Throughout the long period of overthrow and turmoil follow­ing upon the great barbarian invasions the money-lender and usurer still held his own, increasing his charges to the borrowers, and demanding all the tangible security he could for his advances on the ground of the uncertainty of the times. During the Middle Ages the same usurers were ever the most unpopular of mankind. Not unfrequently they suffered grievous bodily harm and even death at the hands of their suffering debtors. But neither the most stringent laws nor the most vehement religious exhortations could restrain the influence of money accumulated in private hands. If Jews attained to pre­eminence in this particular department of trade, this was due not to their special original aptitude for such business, but because, shut out from the land and regarded with detestation in other walks of life, they, with their close racial connection in all countries, were driven to money-lending and general financial operations if they wished to increase their wealth. Yet though private vengeance has often been wrought upon Jews and their competitors in usury, especially in agricultural countries, the ancient and worldwide antagonism between debtors and creditors has never, in modern history, resulted in such social revolutions as previously recorded. In spite of the legislation against usury on the one hand, and the attempts of the courts at times to prevent the creditors from obtaining their pound of flesh, the actual position of the debtor was exceedingly bad in all civilised countries. So far from the law preventing usury, it swelled the rates demanded for accommodation on account of the presumed risk on the one hand, and treated the debtors as virtual criminals on the other. Thus from first to last no law, no ethic, no religion could prevail. The fathers of the Church were as incapable of restricting usury by their denunciations as the pagan philosophers of old or the futile moralists of to-day. Legislators and ecclesiastics alike found money in the form of usury uncontrollable in its operations. So late as 1854 usury laws were still on the English Statute Book, while debtors could nevertheless be imprisoned by the usurers for the non-payment of debts incurred. So difficult is it to relieve mankind from this form of pecuniary oppression.

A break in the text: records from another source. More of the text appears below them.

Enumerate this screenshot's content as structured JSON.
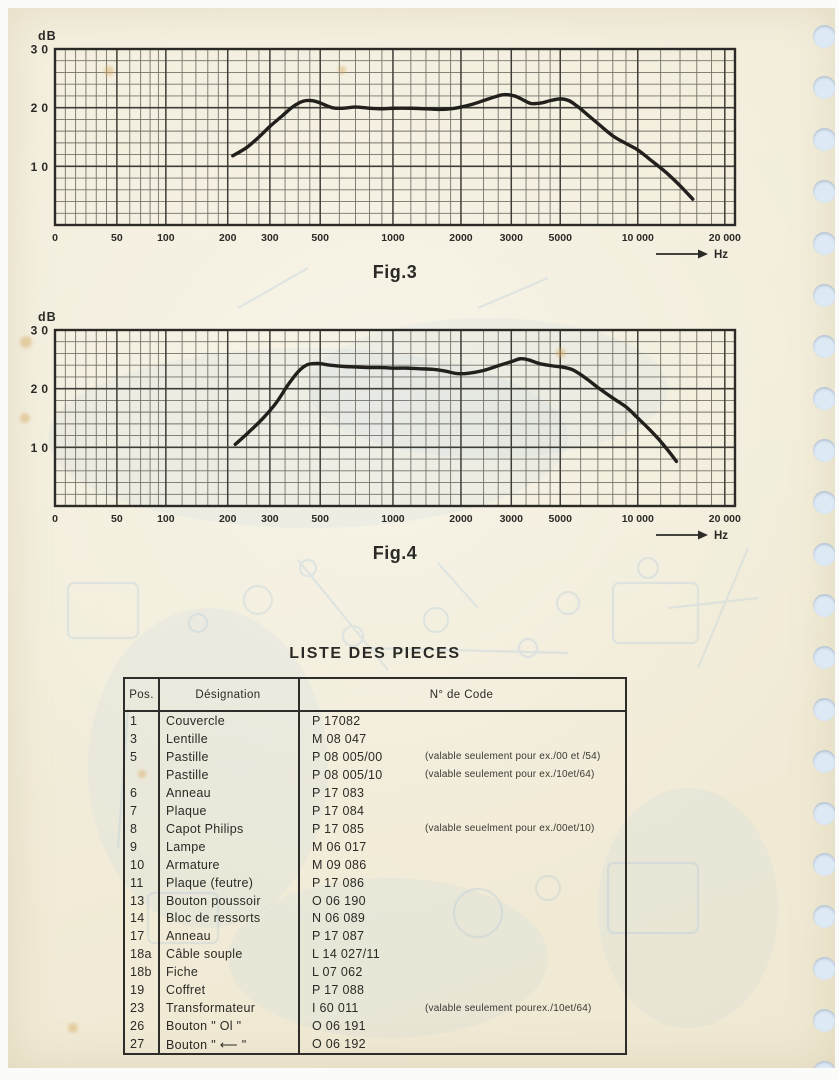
{
  "chart_data": [
    {
      "type": "line",
      "title": "Fig.3",
      "ylabel": "dB",
      "xlabel": "Hz",
      "ylim": [
        0,
        30
      ],
      "grid": "on",
      "legend": "none",
      "y_tick_labels": [
        "30",
        "20",
        "10"
      ],
      "x_tick_labels": [
        "0",
        "50",
        "100",
        "200",
        "300",
        "500",
        "1000",
        "2000",
        "3000",
        "5000",
        "10 000",
        "20 000"
      ],
      "x": [
        210,
        240,
        270,
        300,
        340,
        380,
        420,
        460,
        500,
        560,
        620,
        700,
        800,
        900,
        1000,
        1200,
        1400,
        1600,
        1800,
        2000,
        2200,
        2500,
        2800,
        3100,
        3400,
        3700,
        4100,
        4500,
        5000,
        5400,
        5800,
        6300,
        7000,
        8000,
        9000,
        10000,
        11000,
        12500,
        14000,
        15500
      ],
      "y": [
        11.8,
        13.2,
        15.0,
        16.8,
        18.6,
        20.2,
        21.1,
        21.2,
        20.8,
        20.0,
        19.9,
        20.1,
        19.9,
        19.8,
        19.9,
        19.9,
        19.8,
        19.7,
        19.8,
        20.1,
        20.6,
        21.5,
        22.2,
        22.0,
        21.3,
        20.7,
        20.8,
        21.2,
        21.5,
        21.2,
        20.3,
        19.0,
        17.3,
        15.2,
        13.9,
        12.8,
        11.2,
        9.0,
        6.7,
        4.4
      ]
    },
    {
      "type": "line",
      "title": "Fig.4",
      "ylabel": "dB",
      "xlabel": "Hz",
      "ylim": [
        0,
        30
      ],
      "grid": "on",
      "legend": "none",
      "y_tick_labels": [
        "30",
        "20",
        "10"
      ],
      "x_tick_labels": [
        "0",
        "50",
        "100",
        "200",
        "300",
        "500",
        "1000",
        "2000",
        "3000",
        "5000",
        "10 000",
        "20 000"
      ],
      "x": [
        215,
        245,
        280,
        320,
        360,
        400,
        440,
        490,
        550,
        620,
        700,
        800,
        900,
        1000,
        1150,
        1300,
        1500,
        1700,
        1900,
        2100,
        2400,
        2700,
        3000,
        3300,
        3600,
        4000,
        4400,
        4800,
        5200,
        5600,
        6000,
        6500,
        7000,
        8000,
        9000,
        10000,
        11000,
        12000,
        13000,
        13600
      ],
      "y": [
        10.5,
        12.6,
        14.9,
        17.6,
        20.6,
        22.9,
        24.1,
        24.3,
        24.0,
        23.8,
        23.7,
        23.6,
        23.6,
        23.5,
        23.5,
        23.4,
        23.3,
        23.0,
        22.6,
        22.6,
        23.1,
        23.9,
        24.6,
        25.1,
        24.9,
        24.3,
        24.0,
        23.8,
        23.6,
        23.2,
        22.4,
        21.3,
        20.2,
        18.4,
        16.9,
        15.0,
        13.0,
        11.0,
        8.9,
        7.6
      ]
    }
  ],
  "parts_table": {
    "title": "LISTE DES PIECES",
    "columns": [
      "Pos.",
      "Désignation",
      "N° de Code"
    ],
    "rows": [
      {
        "pos": "1",
        "designation": "Couvercle",
        "code": "P 17082",
        "note": ""
      },
      {
        "pos": "3",
        "designation": "Lentille",
        "code": "M 08 047",
        "note": ""
      },
      {
        "pos": "5",
        "designation": "Pastille",
        "code": "P 08 005/00",
        "note": "(valable seulement pour ex./00 et /54)"
      },
      {
        "pos": "",
        "designation": "Pastille",
        "code": "P 08 005/10",
        "note": "(valable seulement pour ex./10et/64)"
      },
      {
        "pos": "6",
        "designation": "Anneau",
        "code": "P 17 083",
        "note": ""
      },
      {
        "pos": "7",
        "designation": "Plaque",
        "code": "P 17 084",
        "note": ""
      },
      {
        "pos": "8",
        "designation": "Capot Philips",
        "code": "P 17 085",
        "note": "(valable seuelment pour ex./00et/10)"
      },
      {
        "pos": "9",
        "designation": "Lampe",
        "code": "M 06 017",
        "note": ""
      },
      {
        "pos": "10",
        "designation": "Armature",
        "code": "M 09 086",
        "note": ""
      },
      {
        "pos": "11",
        "designation": "Plaque (feutre)",
        "code": "P 17 086",
        "note": ""
      },
      {
        "pos": "13",
        "designation": "Bouton poussoir",
        "code": "O 06 190",
        "note": ""
      },
      {
        "pos": "14",
        "designation": "Bloc de ressorts",
        "code": "N 06 089",
        "note": ""
      },
      {
        "pos": "17",
        "designation": "Anneau",
        "code": "P 17 087",
        "note": ""
      },
      {
        "pos": "18a",
        "designation": "Câble souple",
        "code": "L 14 027/11",
        "note": ""
      },
      {
        "pos": "18b",
        "designation": "Fiche",
        "code": "L 07 062",
        "note": ""
      },
      {
        "pos": "19",
        "designation": "Coffret",
        "code": "P 17 088",
        "note": ""
      },
      {
        "pos": "23",
        "designation": "Transformateur",
        "code": "I 60 011",
        "note": "(valable seulement pourex./10et/64)"
      },
      {
        "pos": "26",
        "designation": "Bouton \" Ol \"",
        "code": "O 06 191",
        "note": ""
      },
      {
        "pos": "27",
        "designation": "Bouton \" ⟵ \"",
        "code": "O 06 192",
        "note": ""
      }
    ]
  },
  "colors": {
    "paper": "#f2edda",
    "ink": "#2b2a26",
    "grid_minor": "#75726a",
    "grid_major": "#3f3d37",
    "curve": "#21201c",
    "punch_hole": "#dde9f4",
    "bleed_through": "#a8c6dd",
    "stain": "#d8a860"
  }
}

But why is it that usury and the trading upon the necessities of others is regarded at the present time with little of the obloquy which attached to it throughout antiquity, in the Middle Ages, and even comparatively recently in modern times ? Because the bulk of such transactions take the shape of a participation in the profits derived from the exploitation of labour, and consequently only lending which takes the obnoxious shape and savour of fraud is regarded as in any way nefarious. Usury, in fact, has become almost a negligible factor in modern financial economy, when contrasted with the vast returns derived from the “legitimate gains” of money capital embarked in industrial enterprise – gains which far transcend in good times any direct usury ever extracted from borrowers.